LONDON: Banking brands in the UK are failing to meet the needs of their customers, a majority of which feel misunderstood and let down by the standard of service they receive.

KPMG, the advisory group, and One Poll, the research firm, surveyed 2,000 adults in the country, and found only 13% of respondents agreed that "banks understood their needs".

In further demonstration of this trend, a small 21% of people questioned proved "very satisfied" with their main bank or building society and a modest 19% were "highly likely to recommend" these firms.

Another 15% of the panel felt "strong loyalty" to their current account provider, with figures hitting 26% for individuals aged 55 years but over ten percentage points lower for 25-34 year olds.

Moreover, 45% of interviewees will "ignore" their main bank when next buying a financial product, and 29% "resented" attempts to sell new services by providers.

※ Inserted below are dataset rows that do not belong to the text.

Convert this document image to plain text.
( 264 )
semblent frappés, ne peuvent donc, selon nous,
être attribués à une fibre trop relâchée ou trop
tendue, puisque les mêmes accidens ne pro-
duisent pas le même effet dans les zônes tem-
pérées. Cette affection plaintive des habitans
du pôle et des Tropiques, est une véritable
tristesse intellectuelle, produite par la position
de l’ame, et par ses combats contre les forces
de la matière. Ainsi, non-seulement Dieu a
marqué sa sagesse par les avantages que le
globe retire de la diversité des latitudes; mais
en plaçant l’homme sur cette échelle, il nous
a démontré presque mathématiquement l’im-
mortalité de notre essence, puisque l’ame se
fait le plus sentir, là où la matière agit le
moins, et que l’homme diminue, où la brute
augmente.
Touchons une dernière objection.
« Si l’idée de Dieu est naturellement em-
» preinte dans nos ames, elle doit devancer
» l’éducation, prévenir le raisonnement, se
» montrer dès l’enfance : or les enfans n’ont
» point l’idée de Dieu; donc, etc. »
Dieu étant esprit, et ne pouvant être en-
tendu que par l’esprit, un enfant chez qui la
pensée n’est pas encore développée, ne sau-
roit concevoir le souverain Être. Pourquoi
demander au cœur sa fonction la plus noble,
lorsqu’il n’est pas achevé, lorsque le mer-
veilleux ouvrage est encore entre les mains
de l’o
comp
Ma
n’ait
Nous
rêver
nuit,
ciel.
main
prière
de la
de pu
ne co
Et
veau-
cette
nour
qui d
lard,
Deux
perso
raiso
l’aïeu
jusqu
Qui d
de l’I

Elsewhere, precisely a quarter of contributors believed the firm they did business with was "proactive in offering new or better ways to bank".

Only 13% of customers that had tried mobile banking gave this channel a positive experience rating, standing at 33% for clients that had downloaded attendant smartphone apps.

The service provided in branches did little better, as a relatively meagre 22% of the sample were "very satisfied" here, rising to 37% for online banking, but 15% for the telephone equivalent.

Among the other findings from the study were that just 8% of 25-34 year olds "trust their bank to do the right thing for me", reaching 19% for over-55 year olds.

Similarly, a 14% share of 25-34 year olds would change bank simply "to try something new", more than double the 6% logged by their counterparts aged at least 55 years old.

As an example of the knock-on effects, a limited 39% of 25-34 year olds used their main bank for home insurance policies, versus 69% of people above 55 years old. These totals stood at 48% and 63% for credit cards respectively.

"Frustration is bubbling under the surface, but banks are currently holding on to their customers as there are no 'stand out' alternatives," Mark Guinibert, customer and channel partner at KPMG, said.

"New players may make the choice to switch an easier one, if they can offer flexible approaches and products that meet different customer needs. It's a possibility that should not be dismissed, and one which means we could soon witness a change to the face of banking."